Sicherheitsstufe 1: Kein Risiko für menschliche Gesundheit und Umwelt.
Sicherheitsstufe 2: Geringes Risiko für menschliche Gesundheit und Umwelt.
Sicherheitsstufe 3: Mäßiges Risiko für menschliche Gesundheit und Umwelt.
Sicherheitsstufe 4: Hohes Risiko oder begründeter Verdacht eines Risikos für menschiche Gesundheit und Umwelt.
Es gilt festzuhalten, daß mehr als 90% aller Genlabors in die Sicherheitsstufe 1 eingeordnet werden. Die Einordnung in eine höhere Sicherheitsstufe findet dann statt, wenn Spender- oder Empfängerorganismus pathogenes Potential besitzen. Auch ohne Gentechnik müssen Arbeiten mit sehr pathogenen Organismen in Sicherheitslabors durchgeführt werden.
In etwa 20 Jahren welweiter gentechnischer Forschung ist bisher kein einziger Fall dokumentiert, bei dem Menschen geschädigt worden wären. Wenn sich diese Erfahrung durchsetzt, wird die Gentechnik zwangsläufig an gesellschaftspolitischer Akzeptanz gewinnen.
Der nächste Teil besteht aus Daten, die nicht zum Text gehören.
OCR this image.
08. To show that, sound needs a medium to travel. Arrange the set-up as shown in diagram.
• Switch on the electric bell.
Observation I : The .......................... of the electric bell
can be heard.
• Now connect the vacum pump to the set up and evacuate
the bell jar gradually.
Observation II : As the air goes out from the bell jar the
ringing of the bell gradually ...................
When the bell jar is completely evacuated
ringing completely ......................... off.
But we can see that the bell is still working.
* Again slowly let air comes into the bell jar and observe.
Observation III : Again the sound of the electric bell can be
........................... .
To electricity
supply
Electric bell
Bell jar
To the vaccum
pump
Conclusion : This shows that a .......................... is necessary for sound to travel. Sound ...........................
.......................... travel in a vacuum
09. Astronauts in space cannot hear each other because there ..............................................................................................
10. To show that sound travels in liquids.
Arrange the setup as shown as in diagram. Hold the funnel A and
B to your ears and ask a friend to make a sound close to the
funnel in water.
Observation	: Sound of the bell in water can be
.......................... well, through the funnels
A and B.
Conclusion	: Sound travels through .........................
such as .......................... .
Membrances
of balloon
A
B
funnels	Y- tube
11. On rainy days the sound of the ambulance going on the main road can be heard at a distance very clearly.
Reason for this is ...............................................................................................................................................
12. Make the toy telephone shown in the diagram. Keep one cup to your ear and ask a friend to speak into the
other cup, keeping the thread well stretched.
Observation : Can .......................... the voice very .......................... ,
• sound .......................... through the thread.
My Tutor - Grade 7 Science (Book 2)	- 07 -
Zeitweise wurde von Gegnern der Gentechnik ein vorübergehender Stopp der Gentechnik vorgeschlagen, um zwischenzeitlich Risikoforschung zu betreiben. Wie aber soll ein Risiko erforscht werden können, wenn gentechnische Versuche unterbleiben müssen? Risikoforschung in der Gentechnik müßte die Konstruktion möglichst gefährlicher Transformanten ins Auge fassen. Die normale Gentechnik tut das gerade nicht. Im Gegenteil, als biologische Sicherheitsmaßnahmen werden bewußt Organismen verwendet, die außerhalb des Labors Probleme haben würden sich durchzusetzen, z.B. Stoffwechselmutanten, die auf eine spezielle Nährlösung angewiesen sind.
3. Abschließende Bewertung der Gentechnologie
Die aufgeführten Beispiele von Anwendungsmöglichkeiten der Gentechnologie sollten gezeigt haben, daß die pauschale Ablehnung dieser neuen Technologie unverantwortlich ist. Selbst wenn nur wenig Hoffnung besteht, daß ihre innovative Ausarbeitung für die Sicherung der Lebensgrundlage von Milliarden von Menschen ausreicht - wir müssen versuchen die kleinste Chance zu nutzen. Diese Feststellung kann aber keine generelle Freigabe aller möglichen Experimente bedeuten. Jedes gentechnologische Projekt hat sich einer gründlichen Abwägung seiner Chancen und Risiken zu unterziehen. Es besteht bei dem gegenwärtigen Wissensstand ein breiter Konsens für das Verbot von Eingriffen in die Keimbahn des Menschen. Demgegenüber dürfen somatische, gentherapeutische Eingriffe bei einer Notlage nicht verweigert werden.
Keinesfalls kann die Gentechnologie die Zukunft alleine sichern. Insbesondere darf die eventuell mögliche Produktivitätssteigerung im Ernährungssektor nicht als Alibi benützt werden, um weiterhin nichts Entscheidendes gegen die Überbevölkerung der Erde zu tun. Nur wenn endlich weltweit Maßnahmen zur Geburtenkontrolle greifen, kann verhindert werden, daß der Kollaps der Bevölkerungsentwicklung durch Seuchen und Hunger eintritt. Letzterem Schicksal könnte eine tierische Population mit unserer Bevölkerungsdynamik nicht mehr entgehen. Hoffen wir, daß unsere Fähigkeit zur Voraussicht (=Vorsicht), die uns angeblich von den Tieren unterscheidet, ausreicht, dies abzuwenden.